Angola LNG and GE Oil & Gas have signed a long-term contractual service agreement (CSA) designed to increase overall plant efficiency and provide maximum availability for the key gas compression equipment.
Angola LNG, a major LNG producer with operations in Angola and the United States, is a consortium composed of some of the world’s leading oil and gas companies including Sonangol, which has a 22.8% share; and affiliates of Chevron (36.4 %), Total (13.6%), BP (13.6%) and ENI (13.6%).
The Soyo LNG facility, located 315 kilometers north of Luanda, will ship the first LNG cargo this quarter and will produce approximately 5.2m tons of LNG and related gas liquid products per year.

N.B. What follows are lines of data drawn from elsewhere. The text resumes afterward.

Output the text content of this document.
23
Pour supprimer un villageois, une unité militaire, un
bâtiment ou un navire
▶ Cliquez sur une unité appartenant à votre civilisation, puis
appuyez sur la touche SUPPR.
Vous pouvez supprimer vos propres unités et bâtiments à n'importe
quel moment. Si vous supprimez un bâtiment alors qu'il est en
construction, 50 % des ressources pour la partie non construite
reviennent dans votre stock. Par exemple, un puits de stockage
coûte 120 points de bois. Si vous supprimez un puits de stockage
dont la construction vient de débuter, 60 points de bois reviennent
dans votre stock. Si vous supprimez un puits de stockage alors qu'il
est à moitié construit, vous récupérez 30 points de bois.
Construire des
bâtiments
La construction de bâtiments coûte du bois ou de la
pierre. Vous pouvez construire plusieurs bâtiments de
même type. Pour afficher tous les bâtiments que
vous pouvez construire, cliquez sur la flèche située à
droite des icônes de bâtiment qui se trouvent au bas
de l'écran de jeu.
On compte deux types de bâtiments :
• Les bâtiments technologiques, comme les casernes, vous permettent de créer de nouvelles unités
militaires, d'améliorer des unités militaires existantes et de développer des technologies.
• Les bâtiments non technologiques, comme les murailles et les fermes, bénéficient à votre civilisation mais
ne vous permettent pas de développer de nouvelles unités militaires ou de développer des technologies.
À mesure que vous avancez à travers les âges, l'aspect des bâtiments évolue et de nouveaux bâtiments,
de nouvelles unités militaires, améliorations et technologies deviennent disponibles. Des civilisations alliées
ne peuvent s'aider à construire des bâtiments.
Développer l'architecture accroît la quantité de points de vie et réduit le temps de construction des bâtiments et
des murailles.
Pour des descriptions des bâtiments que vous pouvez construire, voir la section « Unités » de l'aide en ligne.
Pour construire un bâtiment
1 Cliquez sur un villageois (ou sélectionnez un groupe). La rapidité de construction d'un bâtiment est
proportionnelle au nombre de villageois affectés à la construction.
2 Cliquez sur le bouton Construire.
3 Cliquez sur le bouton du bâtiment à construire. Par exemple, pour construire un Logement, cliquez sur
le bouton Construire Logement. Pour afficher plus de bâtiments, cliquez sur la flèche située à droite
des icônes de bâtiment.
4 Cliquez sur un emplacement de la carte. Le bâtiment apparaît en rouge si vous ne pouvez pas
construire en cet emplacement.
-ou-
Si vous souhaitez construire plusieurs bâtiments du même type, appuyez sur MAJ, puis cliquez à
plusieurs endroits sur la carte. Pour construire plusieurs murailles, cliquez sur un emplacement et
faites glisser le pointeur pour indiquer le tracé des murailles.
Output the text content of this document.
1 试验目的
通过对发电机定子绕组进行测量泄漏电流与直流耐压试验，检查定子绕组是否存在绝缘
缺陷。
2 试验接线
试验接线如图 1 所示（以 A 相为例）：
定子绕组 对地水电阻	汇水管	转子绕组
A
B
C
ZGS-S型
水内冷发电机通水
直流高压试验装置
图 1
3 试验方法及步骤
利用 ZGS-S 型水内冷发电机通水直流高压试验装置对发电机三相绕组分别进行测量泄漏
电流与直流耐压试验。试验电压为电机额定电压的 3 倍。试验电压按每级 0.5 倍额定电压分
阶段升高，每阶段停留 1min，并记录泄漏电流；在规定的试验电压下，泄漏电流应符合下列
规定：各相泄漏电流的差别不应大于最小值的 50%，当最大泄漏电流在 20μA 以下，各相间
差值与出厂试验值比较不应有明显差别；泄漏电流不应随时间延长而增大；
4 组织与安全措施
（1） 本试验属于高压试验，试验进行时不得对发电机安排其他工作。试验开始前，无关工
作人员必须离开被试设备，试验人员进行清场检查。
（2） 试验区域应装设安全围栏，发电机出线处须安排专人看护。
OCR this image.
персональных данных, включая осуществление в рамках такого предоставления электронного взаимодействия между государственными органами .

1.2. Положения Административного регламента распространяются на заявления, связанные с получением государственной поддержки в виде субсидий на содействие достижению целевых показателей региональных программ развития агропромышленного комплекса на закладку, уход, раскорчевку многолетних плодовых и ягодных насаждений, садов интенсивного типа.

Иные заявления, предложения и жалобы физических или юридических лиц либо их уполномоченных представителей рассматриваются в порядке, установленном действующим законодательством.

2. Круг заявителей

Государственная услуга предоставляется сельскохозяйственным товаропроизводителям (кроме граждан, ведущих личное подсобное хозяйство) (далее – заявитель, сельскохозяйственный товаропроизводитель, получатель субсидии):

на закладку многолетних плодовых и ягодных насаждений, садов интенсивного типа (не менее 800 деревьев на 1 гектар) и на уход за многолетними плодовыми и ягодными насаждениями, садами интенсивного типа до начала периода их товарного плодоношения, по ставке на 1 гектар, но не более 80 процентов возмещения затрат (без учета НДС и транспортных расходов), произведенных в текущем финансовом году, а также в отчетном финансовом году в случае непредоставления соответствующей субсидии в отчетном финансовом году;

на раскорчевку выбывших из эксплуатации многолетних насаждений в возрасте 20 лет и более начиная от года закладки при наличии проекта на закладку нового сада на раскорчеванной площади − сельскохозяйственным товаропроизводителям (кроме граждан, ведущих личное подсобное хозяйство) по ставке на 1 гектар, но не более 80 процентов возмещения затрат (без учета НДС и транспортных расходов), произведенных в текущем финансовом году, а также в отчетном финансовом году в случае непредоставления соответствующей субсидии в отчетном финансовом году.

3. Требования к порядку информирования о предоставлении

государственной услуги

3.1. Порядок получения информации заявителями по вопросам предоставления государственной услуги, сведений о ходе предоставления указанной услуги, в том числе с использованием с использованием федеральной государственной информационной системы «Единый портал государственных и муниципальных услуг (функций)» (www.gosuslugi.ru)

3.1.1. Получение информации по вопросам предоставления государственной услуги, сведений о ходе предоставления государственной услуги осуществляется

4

The CSA will cover two GE gas turbine-driven compression trains - including additional plant equipment - ensuring continuous technical assistance and an on-site team of highly skilled GE Field Services Engineers, applying effective maintenance approaches and original equipment manufacturer (OEM) spare parts to optimise performance and maximise mean time between maintenance.
A local contractual performance manager at the site will oversee the day-to-day service operations.
“We are confident that GE, as the equipment OEM, offers the best expertise for turbine maintenance and is able to guarantee the highest levels of availability,”
said Daniel Rocha, general manager of Angola LNG Operating Company.
“This agreement is structured to facilitate strong teamwork with a common objective between our companies. We believe this collaboration will benefit our operations and Angola, too.”
Girish Saligram, contractual services leader, GE Oil & Gas Global Services, said, “We will work in close collaboration with the operators in Angola, contributing to the development of the local workforce. Our combined team will apply GE’s outage excellence approach, adopting proven methods to increase machine uptime.”
GE CSAs are built on GE’s extensive design and field experience in all oil and gas applications, including platform applications, pipelines, LNG plants and processing plants.
GE currently has CSAs in place in more than 40 countries covering more than 1000 units.
Elsewhere a report on the floating Liquefied Natural Gas (FLNG) market for the next 10 years has been published.
The global market for FLNG can be divided into two distinct areas: the conceptual floating liquefaction plants and the operational floating regasification units.
Visiongain’s new report addresses both of these markets, quantifying the opportunity for growth expected over the next ten years.
In 2012, visiongain calculates the global FLNG market to be worth $2.92bn.